Contour States, Samantha Donnelly’s recent exhibition at Cornerhouse, primarily explores the body as concept, presenting it as a series of intimate and unnerving fragments: isolated skeins of golden hair, dismembered hands, the suggestion of soft flesh and crumpled clothing. In many ways the artist’s sculptural practice is reminiscent of a fashion spread, yet her glossy citrus colours jostle awkwardly against broken shards of material and abandoned objects which are clamped, stretched, amputated, chained up and tied down. The violence embedded in the work is connected to an evident sexual energy and further evoked through emotive titles: Contortionist (2012) and Blind Call (2011/12). Combining the explicit with the playfully anarchic, these ideas are most effective in works such as Detail (2012), in which the mouth of a glamorous woman from a magazine is uncomfortably placed under the leg of a tripod, an effect compounded by the whip-like braids coiled around the image.

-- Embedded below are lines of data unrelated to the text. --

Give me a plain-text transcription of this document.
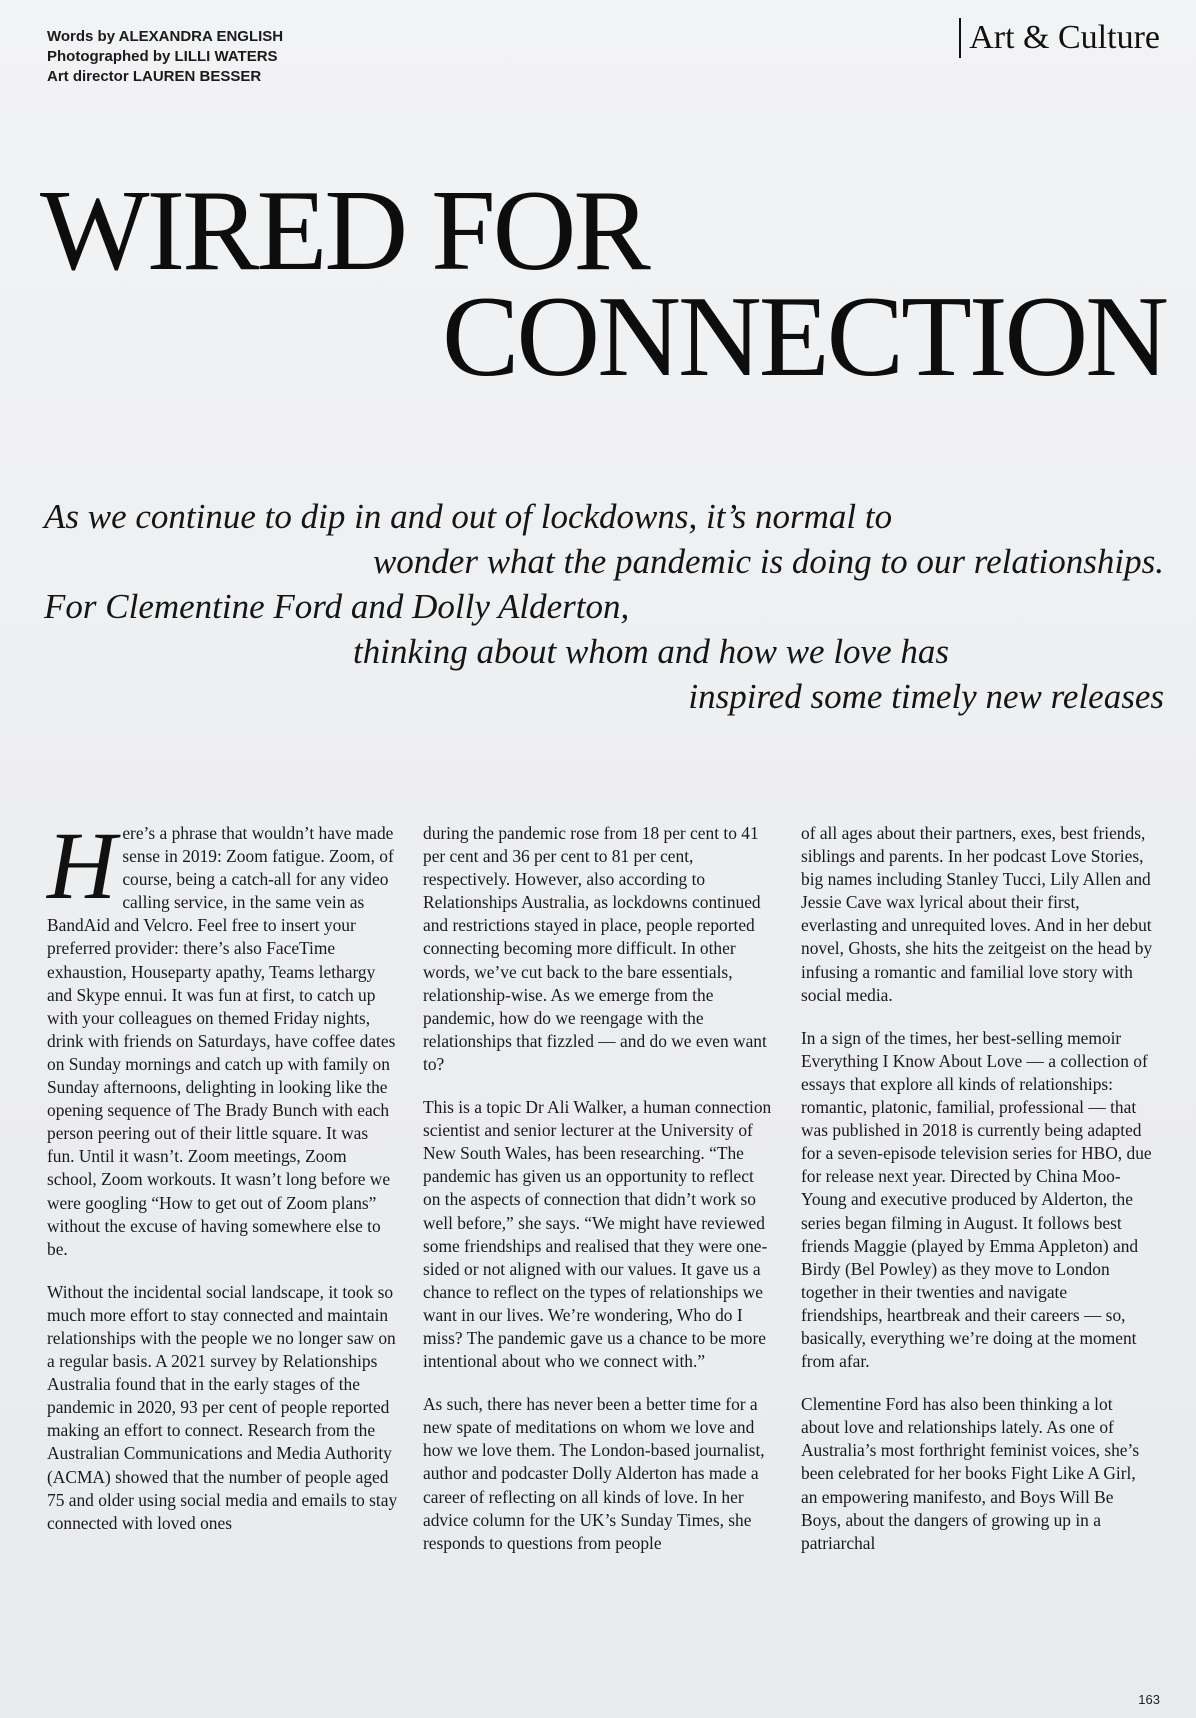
Words by ALEXANDRA ENGLISH
Photographed by LILLI WATERS
Art director LAUREN BESSER
Art & Culture
WIRED FOR
CONNECTION
As we continue to dip in and out of lockdowns, it’s normal to
wonder what the pandemic is doing to our relationships.
For Clementine Ford and Dolly Alderton,
thinking about whom and how we love has
inspired some timely new releases

Here’s a phrase that wouldn’t have made sense in 2019: Zoom fatigue. Zoom, of course, being a catch-all for any video calling service, in the same vein as BandAid and Velcro. Feel free to insert your preferred provider: there’s also FaceTime exhaustion, Houseparty apathy, Teams lethargy and Skype ennui. It was fun at first, to catch up with your colleagues on themed Friday nights, drink with friends on Saturdays, have coffee dates on Sunday mornings and catch up with family on Sunday afternoons, delighting in looking like the opening sequence of The Brady Bunch with each person peering out of their little square. It was fun. Until it wasn’t. Zoom meetings, Zoom school, Zoom workouts. It wasn’t long before we were googling “How to get out of Zoom plans” without the excuse of having somewhere else to be.

Without the incidental social landscape, it took so much more effort to stay connected and maintain relationships with the people we no longer saw on a regular basis. A 2021 survey by Relationships Australia found that in the early stages of the pandemic in 2020, 93 per cent of people reported making an effort to connect. Research from the Australian Communications and Media Authority (ACMA) showed that the number of people aged 75 and older using social media and emails to stay connected with loved ones

during the pandemic rose from 18 per cent to 41 per cent and 36 per cent to 81 per cent, respectively. However, also according to Relationships Australia, as lockdowns continued and restrictions stayed in place, people reported connecting becoming more difficult. In other words, we’ve cut back to the bare essentials, relationship-wise. As we emerge from the pandemic, how do we reengage with the relationships that fizzled — and do we even want to?

This is a topic Dr Ali Walker, a human connection scientist and senior lecturer at the University of New South Wales, has been researching. “The pandemic has given us an opportunity to reflect on the aspects of connection that didn’t work so well before,” she says. “We might have reviewed some friendships and realised that they were one-sided or not aligned with our values. It gave us a chance to reflect on the types of relationships we want in our lives. We’re wondering, Who do I miss? The pandemic gave us a chance to be more intentional about who we connect with.”

As such, there has never been a better time for a new spate of meditations on whom we love and how we love them. The London-based journalist, author and podcaster Dolly Alderton has made a career of reflecting on all kinds of love. In her advice column for the UK’s Sunday Times, she responds to questions from people

of all ages about their partners, exes, best friends, siblings and parents. In her podcast Love Stories, big names including Stanley Tucci, Lily Allen and Jessie Cave wax lyrical about their first, everlasting and unrequited loves. And in her debut novel, Ghosts, she hits the zeitgeist on the head by infusing a romantic and familial love story with social media.

In a sign of the times, her best-selling memoir Everything I Know About Love — a collection of essays that explore all kinds of relationships: romantic, platonic, familial, professional — that was published in 2018 is currently being adapted for a seven-episode television series for HBO, due for release next year. Directed by China Moo-Young and executive produced by Alderton, the series began filming in August. It follows best friends Maggie (played by Emma Appleton) and Birdy (Bel Powley) as they move to London together in their twenties and navigate friendships, heartbreak and their careers — so, basically, everything we’re doing at the moment from afar.

Clementine Ford has also been thinking a lot about love and relationships lately. As one of Australia’s most forthright feminist voices, she’s been celebrated for her books Fight Like A Girl, an empowering manifesto, and Boys Will Be Boys, about the dangers of growing up in a patriarchal

163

The artist’s practice is absolutely rooted in the materials of its construction. Donnelly uses objects taken from the real world, whether found, fabricated or part of a personal collection, that inherently carry their own meanings and references. Her assemblages combine the traditional sculptural materials of plaster and wax, with materials from the fashion and beauty industries, such as bronzer, lace, and false eyelashes, and those more usually associated with hardware or construction, such as glass, house bricks and perforated steel, to form a multi-faceted narrative on the verge of collapse. The viewer is able to engage with Donnelly’s material contrasts and combinations on a number of levels: pink sweet wrapper cellophane, broken ceramics, spilt nail varnish; fur laid against gold leaf and soiled jay cloths in Sharp Orbits Fall Flat #1 (2012). Bringing together gendered materials, both luscious and dirty, her works are an adept conjunction of the fragile and punchy, the beautiful and the repulsive, the playful and the highly charged.

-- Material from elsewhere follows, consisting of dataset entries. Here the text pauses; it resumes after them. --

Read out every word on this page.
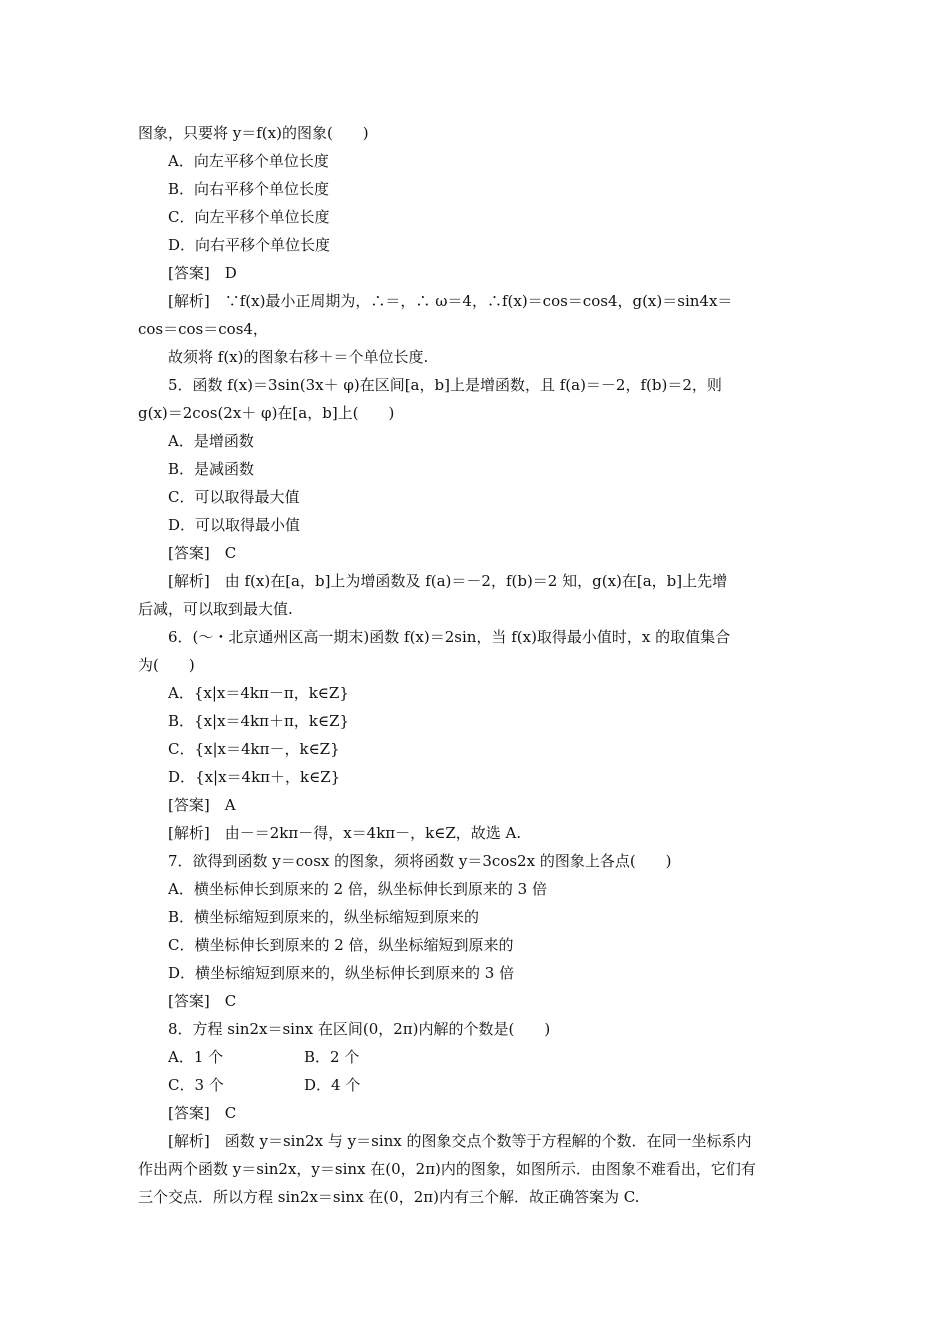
图象，只要将 y＝f(x)的图象(　　)
A．向左平移个单位长度
B．向右平移个单位长度
C．向左平移个单位长度
D．向右平移个单位长度
[答案]　D
[解析]　∵f(x)最小正周期为，∴＝，∴ ω＝4，∴f(x)＝cos＝cos4，g(x)＝sin4x＝
cos＝cos＝cos4，
故须将 f(x)的图象右移＋＝个单位长度.
5．函数 f(x)＝3sin(3x＋ φ)在区间[a，b]上是增函数，且 f(a)＝－2，f(b)＝2，则
g(x)＝2cos(2x＋ φ)在[a，b]上(　　)
A．是增函数
B．是减函数
C．可以取得最大值
D．可以取得最小值
[答案]　C
[解析]　由 f(x)在[a，b]上为增函数及 f(a)＝－2，f(b)＝2 知，g(x)在[a，b]上先增
后减，可以取到最大值.
6．(～・北京通州区高一期末)函数 f(x)＝2sin，当 f(x)取得最小值时，x 的取值集合
为(　　)
A．{x|x＝4kπ－π，k∈Z}
B．{x|x＝4kπ＋π，k∈Z}
C．{x|x＝4kπ－，k∈Z}
D．{x|x＝4kπ＋，k∈Z}
[答案]　A
[解析]　由－＝2kπ－得，x＝4kπ－，k∈Z，故选 A.
7．欲得到函数 y＝cosx 的图象，须将函数 y＝3cos2x 的图象上各点(　　)
A．横坐标伸长到原来的 2 倍，纵坐标伸长到原来的 3 倍
B．横坐标缩短到原来的，纵坐标缩短到原来的
C．横坐标伸长到原来的 2 倍，纵坐标缩短到原来的
D．横坐标缩短到原来的，纵坐标伸长到原来的 3 倍
[答案]　C
8．方程 sin2x＝sinx 在区间(0，2π)内解的个数是(　　)
A．1 个	B．2 个
C．3 个	D．4 个
[答案]　C
[解析]　函数 y＝sin2x 与 y＝sinx 的图象交点个数等于方程解的个数．在同一坐标系内
作出两个函数 y＝sin2x，y＝sinx 在(0，2π)内的图象，如图所示．由图象不难看出，它们有
三个交点．所以方程 sin2x＝sinx 在(0，2π)内有三个解．故正确答案为 C.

The edited, fragmented and theatrical qualities of the artist’s practice are a result of Donnelly’s background in photography, performance and moving image work. The pieces in this exhibition have been assembled using photographs to crop and reshape her accumulated objects and materials via a flat image, often reusing elements of old works. Theatricality is most literally evidenced in pieces such as Sharp Orbits Fall Flat # 2, (2012), with its carpet tiles laid out like a stage, or the far smaller Dada-esque Metronome: Talon (2012), with its careful balance of tiny unconnected components. Other of Donnelly’s works are reminiscent of make-shift shelters, such as Illusions of Supersaturation (2012), a green tent-like canopy tied with yellow cords. There are absent bodies throughout the exhibition: sets with no actors and dwellings with no inhabitants, only body parts. Donnelly emphasises these uncanny theatrical notions with mirrors and screens which divide and fragment the gallery, skilfully utilising the architecture of the space to suspend works from the ceiling and to anchor scaffolding-like components to the floor. She thereby builds a genuine physical relationship between the work and the site, as well as incorporating traditional methods of display such as plinths and columns.
The installations of Contour States pull influences of drawing, painting and collage into three-dimensions: linear components of rope and ribbon, a strong colour palette and cut-out imagery. The works are not cohesive. Instead, many of the disparate materials and objects used sit together a little awkwardly or appear hurriedly constructed, with materials lying in tangles on the floor, spilling over edges or hanging loose. The tiny details of Donnelly’s tactile assemblages invite close scrutiny, offering much for the viewer to consider, whilst the broad gestures she makes with colour, structure and material ask the viewer to take a step back to consider the work and its complex references more widely.